Les chantiers


OUVRAGES D'art : tunnels et viaducs

     En théorie, un pont enjambe un cours d’eau tandis que le viaduc se situe au-dessus d’une simple dépression. Mais le langage courant tend à confondre les deux termes.

    Les ouvrages d'art sont assez nombreux mais le relief modéré de la Normandie n'a pas justifié la réalisation de constructions spectaculaires. Un ponceau ou des buses suffisent souvent à franchir un ruisseau. Une tranchée profonde permet d’éviter un tunnel. Les ingénieurs ne se trouvent pas en face des mêmes problèmes que les chemins de fer de Corse, du Massif Central ou de Bretagne.

Le viaduc de Fermanville (Manche)
Le viaduc de Fermanville (Manche) en construction. Les culées de briques sont élevées. On termine d'édifier les arches à l'aide de cintres en bois. 

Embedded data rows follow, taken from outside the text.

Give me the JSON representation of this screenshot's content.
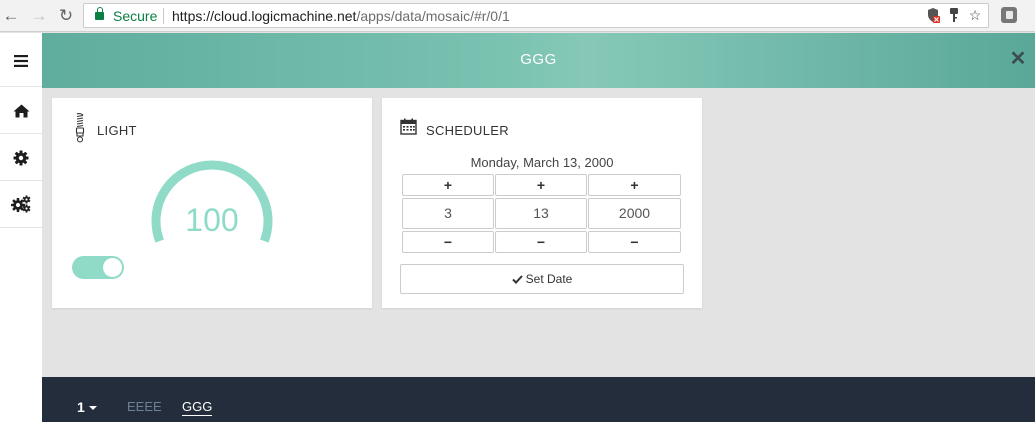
{
  "browser": {
    "secure_label": "Secure",
    "url_host": "https://cloud.logicmachine.net",
    "url_path": "/apps/data/mosaic/#r/0/1"
  },
  "header": {
    "title": "GGG"
  },
  "light_card": {
    "title": "LIGHT",
    "value": "100",
    "level_percent": 100,
    "toggle_on": true
  },
  "scheduler_card": {
    "title": "SCHEDULER",
    "date_text": "Monday, March 13, 2000",
    "plus": "+",
    "minus": "−",
    "month": "3",
    "day": "13",
    "year": "2000",
    "set_date_label": "Set Date"
  },
  "footer": {
    "page_selector": "1",
    "tabs": [
      {
        "label": "EEEE",
        "active": false
      },
      {
        "label": "GGG",
        "active": true
      }
    ]
  },
  "colors": {
    "accent": "#8fdbc8",
    "header": "#79c1b0",
    "footer": "#232d3b",
    "secure": "#0b8043"
  },
  "icons": [
    "back-icon",
    "forward-icon",
    "reload-icon",
    "lock-icon",
    "menu-icon",
    "home-icon",
    "gear-icon",
    "gears-icon",
    "close-icon",
    "bulb-icon",
    "calendar-icon",
    "check-icon"
  ]
}
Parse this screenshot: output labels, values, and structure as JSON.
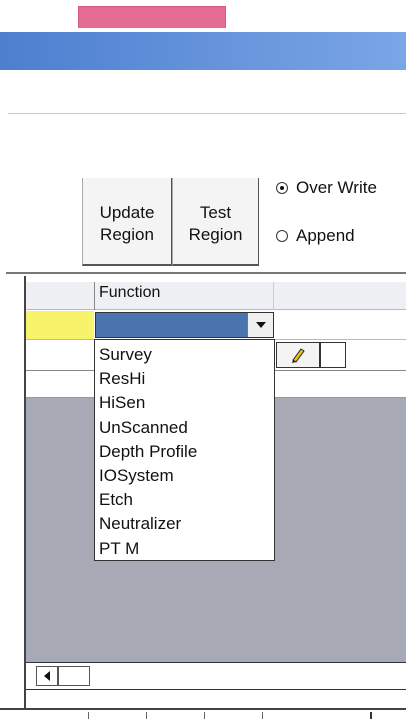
{
  "pink_tab": {
    "label": ""
  },
  "region_buttons": {
    "update": "Update\nRegion",
    "test": "Test\nRegion"
  },
  "mode_options": [
    {
      "label": "Over Write",
      "selected": true
    },
    {
      "label": "Append",
      "selected": false
    }
  ],
  "grid": {
    "column_header": "Function",
    "combo_value": ""
  },
  "function_options": [
    "Survey",
    "ResHi",
    "HiSen",
    "UnScanned",
    "Depth Profile",
    "IOSystem",
    "Etch",
    "Neutralizer",
    "PT M"
  ],
  "colors": {
    "title_bar": "#4d7fd0",
    "pink_tab": "#e56d93",
    "selected_row": "#f7f36a",
    "combo_fill": "#4a74ad",
    "grid_background": "#a7a9b4"
  },
  "icons": {
    "combo_arrow": "chevron-down-icon",
    "pencil": "pencil-icon",
    "scroll_left": "arrow-left-icon"
  }
}
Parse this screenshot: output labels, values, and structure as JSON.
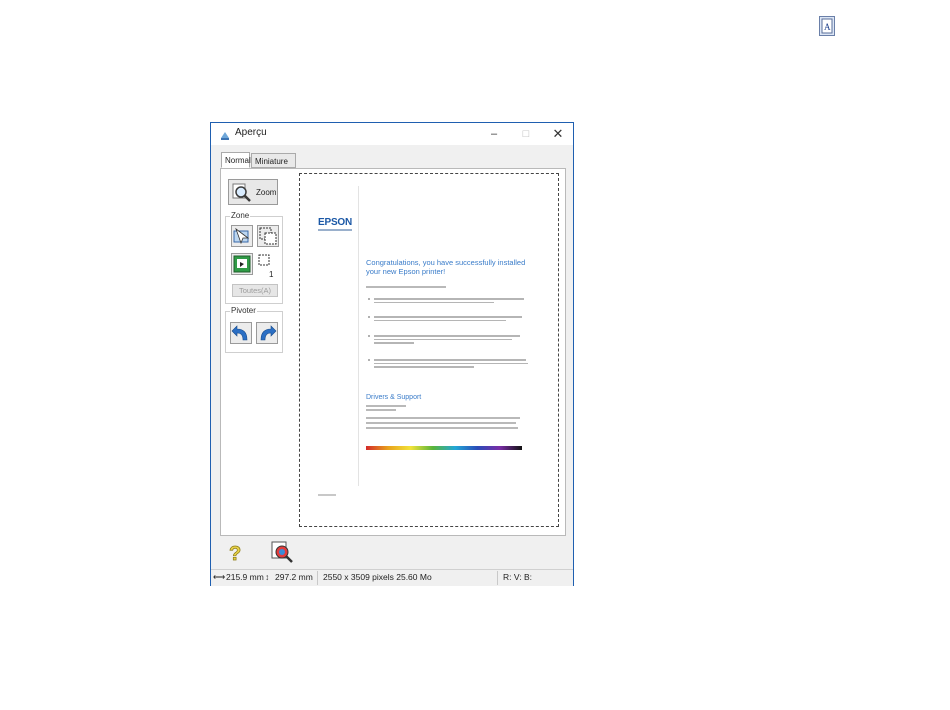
{
  "window": {
    "title": "Aperçu",
    "controls": {
      "minimize": "–",
      "maximize": "□",
      "close": "✕"
    }
  },
  "tabs": [
    {
      "label": "Normal",
      "selected": true
    },
    {
      "label": "Miniature",
      "selected": false
    }
  ],
  "sidebar": {
    "zoom_label": "Zoom",
    "zone_label": "Zone",
    "marquee_count": "1",
    "toutes_label": "Toutes(A)",
    "pivot_label": "Pivoter"
  },
  "preview": {
    "brand": "EPSON",
    "headline": "Congratulations, you have successfully installed your new Epson printer!",
    "drivers_heading": "Drivers & Support"
  },
  "statusbar": {
    "width": "215.9 mm",
    "height": "297.2 mm",
    "pixels": "2550 x 3509 pixels 25.60 Mo",
    "rgb": "R: V: B:"
  },
  "colors": {
    "window_border": "#1f5fb0",
    "headline": "#3a7cc9",
    "epson_blue": "#1b58a6"
  },
  "icons": [
    "scanner-document-icon",
    "app-icon",
    "zoom-magnifier-icon",
    "select-area-icon",
    "duplicate-marquee-icon",
    "auto-locate-icon",
    "marquee-icon",
    "rotate-left-icon",
    "rotate-right-icon",
    "help-icon",
    "preview-settings-icon"
  ]
}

    Un pont ou un viaduc s’impose quand une vallée doit être traversée en large et que le tracé ne permet pas de variante. Nous n’avons pas de longs viaducs normands en dehors de celui de Mirville (524 m) et celui de Barentin (476 m) sur la ligne Rouen-Le Havre. L’ouvrage de Fermanville entre Cherbourg et Barfleur impressionne par sa hauteur (32 m) mais reste très modeste face à un monument tel le Garabit, long de 525 m et perché à 123 m au-dessus de la vallée. Les bombardements de 1944 ont détruit nombre de ponts. Sur la voie pionnière Paris-Rouen, les arches étaient à l’origine en bois montées sur des piles de pierres. Devant leur dangr dangerosité, on préféra les reconstruire en métal à la fin du XIXe siècle. Les viaducs en pierre ou en brique ont eu un beau succès car ils résistent bien au temps à condition d’employer de bons matériaux. Le seul danger réside dans le tassement possible des fondations, provoquant la dislocation des culées. L’utilisation de la brique impliqua l’ouverture de carrière de terre limoneuse-argileuse aux abords du pont ou du souterrain. Les fours à briques s’installèrent juste à côté. Ces lieux de production improvisés témoignèrent d’une intense activité quand on sait que le tunnel de Sommery entre Rouen et Amiens requit 24 millions de briques. Au début du XXe siècle, apparurent les premiers ponts en ciment armé.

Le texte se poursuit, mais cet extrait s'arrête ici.